The Obama administration's new proposal for tackling financial risk in the U.S. economy, unveiled just two days ago, came under attack on Thursday from Congress and regulators, with questions raised about its funding and scope.

U.S. Treasury Secretary Timothy Geithner scrambled in a congressional hearing to defend the plan against critics who said it would give too much power to regulators and enshrine government bailouts for troubled financial firms in law.

Released by the Treasury Department and Democratic Representative Barney Frank on Tuesday, the plan is an bold attempt to make sure the Bush administration's confused handling of last year's financial crisis doesn't happen again.

That episode saw some firms, such as AIG and Citigroup, get multibillion-dollar bailouts. Others, such as Lehman Brothers, were allowed to go into bankruptcy, while still others were forced into government-engineered mergers.

The 253-page Obama plan tries to strike a balance between bailouts and bankruptcy, while insisting that large financial firms, not taxpayers, foot the bill for future interventions.

Without the ability for the government to step in and manage the failure of a large firm and contain the risk of the fire spreading, we will be consigned to repeat the experience of last fall. It's a really stark, simple thing, Geithner said at a hearing of the House of Representatives Financial Services Committee, chaired by Frank and packed with bank lobbyists.

Amid concerns that a few elite financial giants have become too big to fail, the administration's plan would empower regulators to police, restructure, and even shut down large firms that threaten stability. It resembles the Federal Deposit Insurance Corp's power to seize and dismantle troubled banks.

Bankruptcy would be remain the dominant tool for handling non-bank financial firm failures, Geithner said.

But as the collapse of Lehman Brothers showed, the bankruptcy code is not an effective tool for resolving the failure of a global financial services firm in times of severe economic stress, he said.

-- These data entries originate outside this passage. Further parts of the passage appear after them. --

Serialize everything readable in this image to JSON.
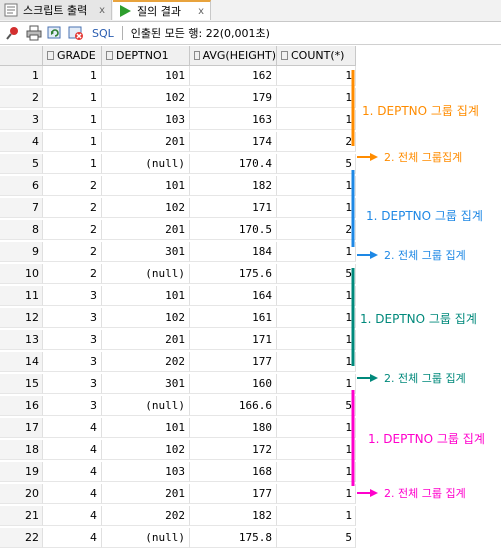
{
  "tabs": [
    {
      "label": "스크립트 출력",
      "close": "x"
    },
    {
      "label": "질의 결과",
      "close": "x"
    }
  ],
  "toolbar": {
    "sql_label": "SQL",
    "status": "인출된 모든 행: 22(0,001초)"
  },
  "columns": [
    "",
    "GRADE",
    "DEPTNO1",
    "AVG(HEIGHT)",
    "COUNT(*)"
  ],
  "rows": [
    [
      "1",
      "1",
      "101",
      "162",
      "1"
    ],
    [
      "2",
      "1",
      "102",
      "179",
      "1"
    ],
    [
      "3",
      "1",
      "103",
      "163",
      "1"
    ],
    [
      "4",
      "1",
      "201",
      "174",
      "2"
    ],
    [
      "5",
      "1",
      "(null)",
      "170.4",
      "5"
    ],
    [
      "6",
      "2",
      "101",
      "182",
      "1"
    ],
    [
      "7",
      "2",
      "102",
      "171",
      "1"
    ],
    [
      "8",
      "2",
      "201",
      "170.5",
      "2"
    ],
    [
      "9",
      "2",
      "301",
      "184",
      "1"
    ],
    [
      "10",
      "2",
      "(null)",
      "175.6",
      "5"
    ],
    [
      "11",
      "3",
      "101",
      "164",
      "1"
    ],
    [
      "12",
      "3",
      "102",
      "161",
      "1"
    ],
    [
      "13",
      "3",
      "201",
      "171",
      "1"
    ],
    [
      "14",
      "3",
      "202",
      "177",
      "1"
    ],
    [
      "15",
      "3",
      "301",
      "160",
      "1"
    ],
    [
      "16",
      "3",
      "(null)",
      "166.6",
      "5"
    ],
    [
      "17",
      "4",
      "101",
      "180",
      "1"
    ],
    [
      "18",
      "4",
      "102",
      "172",
      "1"
    ],
    [
      "19",
      "4",
      "103",
      "168",
      "1"
    ],
    [
      "20",
      "4",
      "201",
      "177",
      "1"
    ],
    [
      "21",
      "4",
      "202",
      "182",
      "1"
    ],
    [
      "22",
      "4",
      "(null)",
      "175.8",
      "5"
    ]
  ],
  "annotations": [
    {
      "group_label": "1. DEPTNO 그룹 집계",
      "total_label": "2. 전체 그룹집계",
      "color": "#ff8c00"
    },
    {
      "group_label": "1. DEPTNO 그룹 집계",
      "total_label": "2. 전체 그룹 집계",
      "color": "#1e88e5"
    },
    {
      "group_label": "1. DEPTNO 그룹 집계",
      "total_label": "2. 전체 그룹 집계",
      "color": "#00897b"
    },
    {
      "group_label": "1. DEPTNO 그룹 집계",
      "total_label": "2. 전체 그룹 집계",
      "color": "#ff00cc"
    }
  ]
}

The plan is meant to mesh with many other financial regulatory reform proposals being pursued by the administration and congressional Democrats.

HALTING PROGRESS

Ranging from regulation of over-the-counter derivatives and setting up a financial consumer watchdog agency, to curbing bankers' pay and cracking down on credit rating agencies and hedge funds, the reform push has been making halting progress.

Final action is still months away. Frank's committee has approved some proposals, but votes by the full House await and the Senate has barely begun handling the matter.

Congress will be split over the new systemic risk plan, said financial services policy analyst Brian Gardner at investment firm Keefe Bruyette & Woods.

Opposition cuts across party lines. We also expect significant opposition to increasing the Fed's role as a banking regulator in the Senate and we think this bill's prospects are far from certain, Gardner said.

This means a long fight over this bill which could last well into next year if not beyond, in our view. We think there is consensus in Washington on the need to deal with systemic risk. There's just not a lot of consensus on how to do it.

In the hearing, Republican Representative Jeb Hensarling said the plan would institutionalize 'too big to fail'.

Democratic Representative Brad Sherman said it would give the administration too much power over spending and taxes. He called the proposal to TARP on steroids, referring to the $700-billion Troubled Asset Relief Plan launched in the final, hectic days of the Bush administration.

The Obama plan lacks oversight and limits on government aid, he said, and could sanction the greatest transfer of money from the Treasury to Wall Street in U.S. history.

FUNDING AT ISSUE

Funding was a key point of debate in the hearing, as well.

As drafted, funding would not come from an established pool of money like the FDIC's bank insurance fund. Instead, firms with more than $10 billion in assets would be charged on a case-by-case basis to reimburse the Treasury for loans extended to the FDIC to finance interventions in failing institutions.

Questioning this arrangement, FDIC Chairman Sheila Bair argued firms should be made to kick into a fund in advance.

Republican Representative Judy Biggert said the administration's funding proposal could create perverse incentives since survivors would have to foot the bill for firms that fail in financial crises.

Democratic Representative Luis Gutierrez said a pre-funded mechanism like the FDIC's fund makes sense and would not likely encourage financial firms to take on excessive risks.

But Geithner replied that a standing fund would create expectations that the government would step in to protect shareholders and creditors from losses ... In essence, a standing fund would be viewed as a form of insurance.